O Alder’s Blood mogliście słyszeć już od jakiegoś czasu. Gra polskiego studia Shockwork Games sukcesem zakończyła zbiórkę na kickstarterze, rozbudzając tym samym apetyt graczy na mroczną przygodę w wiktoriańskich klimatach. Niestety, nie udało dotrzymać się pierwotnie zakładanych terminów, przez co premiera gry nieco się obsunęła. W lutym na Steam zadebiutował dostępny dla wszystkich darmowy prolog produkcji, dzięki któremu możecie przetestować grę na własnej skórze.

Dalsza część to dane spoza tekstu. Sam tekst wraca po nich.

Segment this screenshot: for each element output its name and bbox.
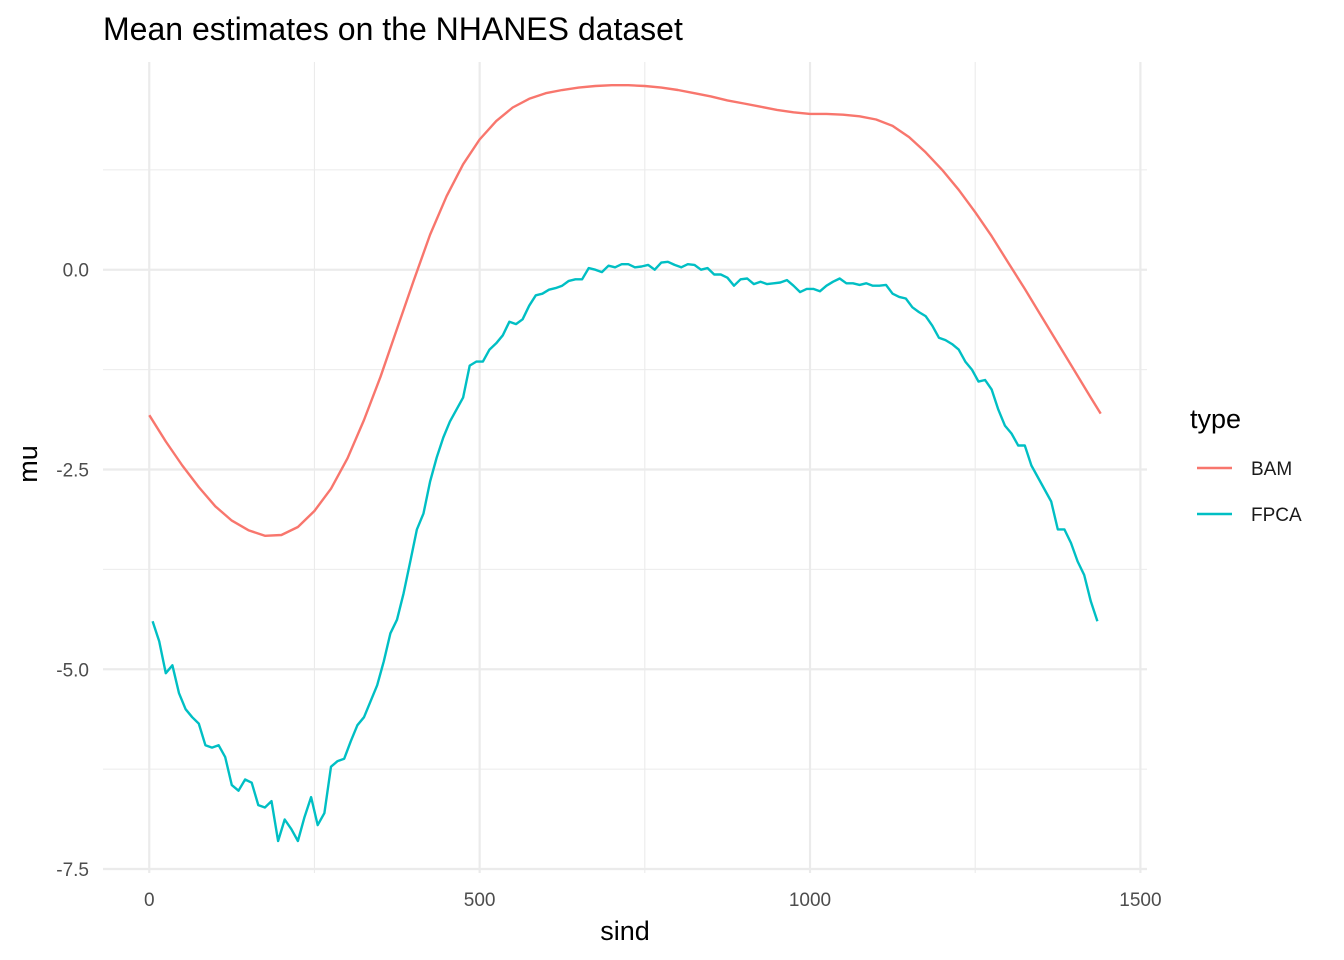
legend: type BAM FPCA <box>1190 404 1302 526</box>
y-axis-title: mu <box>13 445 43 483</box>
grid <box>103 62 1147 873</box>
chart-title: Mean estimates on the NHANES dataset <box>103 11 683 47</box>
y-tick-label: -5.0 <box>56 660 89 681</box>
x-tick-label: 0 <box>144 890 155 911</box>
legend-label-fpca: FPCA <box>1251 505 1302 526</box>
legend-title: type <box>1190 404 1241 434</box>
x-tick-label: 500 <box>464 890 496 911</box>
x-axis-title: sind <box>600 916 650 946</box>
y-tick-label: 0.0 <box>63 261 89 282</box>
series-lines <box>148 83 1102 843</box>
x-tick-label: 1000 <box>789 890 831 911</box>
legend-label-bam: BAM <box>1251 459 1292 480</box>
x-tick-label: 1500 <box>1119 890 1161 911</box>
series-line-bam <box>148 83 1102 537</box>
y-tick-label: -2.5 <box>56 460 89 481</box>
x-axis-ticks: 0 500 1000 1500 <box>144 890 1162 911</box>
series-line-fpca <box>151 260 1099 843</box>
y-tick-label: -7.5 <box>56 860 89 881</box>
legend-items: BAM FPCA <box>1197 459 1302 526</box>
y-axis-ticks: -7.5 -5.0 -2.5 0.0 <box>56 261 89 881</box>
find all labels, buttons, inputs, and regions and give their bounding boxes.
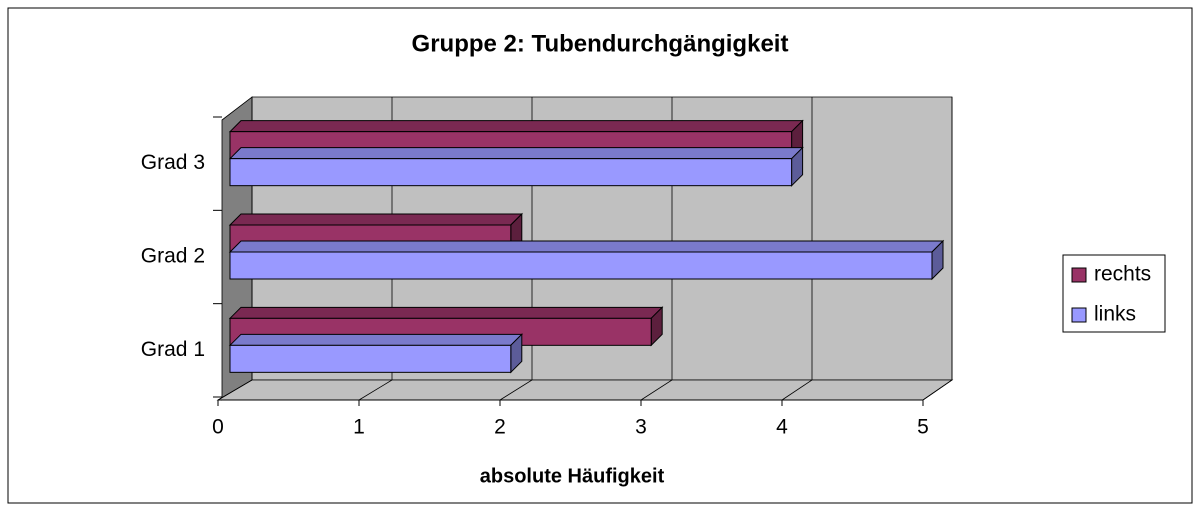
- bar-top: [228, 213, 524, 226]
- bar: [228, 146, 804, 187]
- bar-front: [229, 158, 793, 187]
- bar-front: [229, 251, 933, 280]
- legend-swatch: [1071, 307, 1087, 323]
- x-tick-label: 3: [635, 416, 647, 439]
- legend-label: links: [1094, 303, 1136, 326]
- bar-top: [228, 120, 804, 133]
- floor-grid-line: [781, 379, 813, 401]
- legend-swatch: [1071, 267, 1087, 283]
- bar: [228, 333, 524, 374]
- x-tick-label: 4: [776, 416, 788, 439]
- legend-label: rechts: [1094, 263, 1151, 286]
- floor: [216, 379, 954, 401]
- bar-top: [228, 333, 524, 346]
- x-tick-label: 0: [212, 416, 224, 439]
- bar: [228, 239, 945, 281]
- floor-grid-line: [922, 379, 953, 401]
- y-tick-label: Grad 3: [141, 151, 205, 174]
- floor-grid-line: [640, 379, 673, 401]
- bar-top: [228, 240, 945, 253]
- x-tick-label: 5: [917, 416, 929, 439]
- bar-top: [228, 306, 664, 319]
- y-tick-label: Grad 1: [141, 338, 205, 361]
- floor-grid-line: [358, 379, 393, 401]
- floor-grid-line: [499, 379, 533, 401]
- floor-grid-line: [217, 379, 253, 401]
- y-tick-label: Grad 2: [141, 245, 205, 268]
- bar-front: [229, 344, 512, 373]
- x-axis-label: absolute Häufigkeit: [480, 465, 665, 487]
- x-tick-label: 2: [494, 416, 506, 439]
- chart-title: Gruppe 2: Tubendurchgängigkeit: [412, 30, 789, 57]
- x-tick-label: 1: [353, 416, 365, 439]
- bar-top: [228, 147, 804, 160]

Alder’s Blood w pierwszej kolejności, dość niekonwencjonalnie, ukazało się na Nintendo Switch, by po kilku tygodniach zadebiutować na PC. Nie ukrywam, że moje oczekiwania względem tej produkcji były naprawdę wysokie, a tego czy udało się im sprostać, dowiedziecie się z poniższej recenzji.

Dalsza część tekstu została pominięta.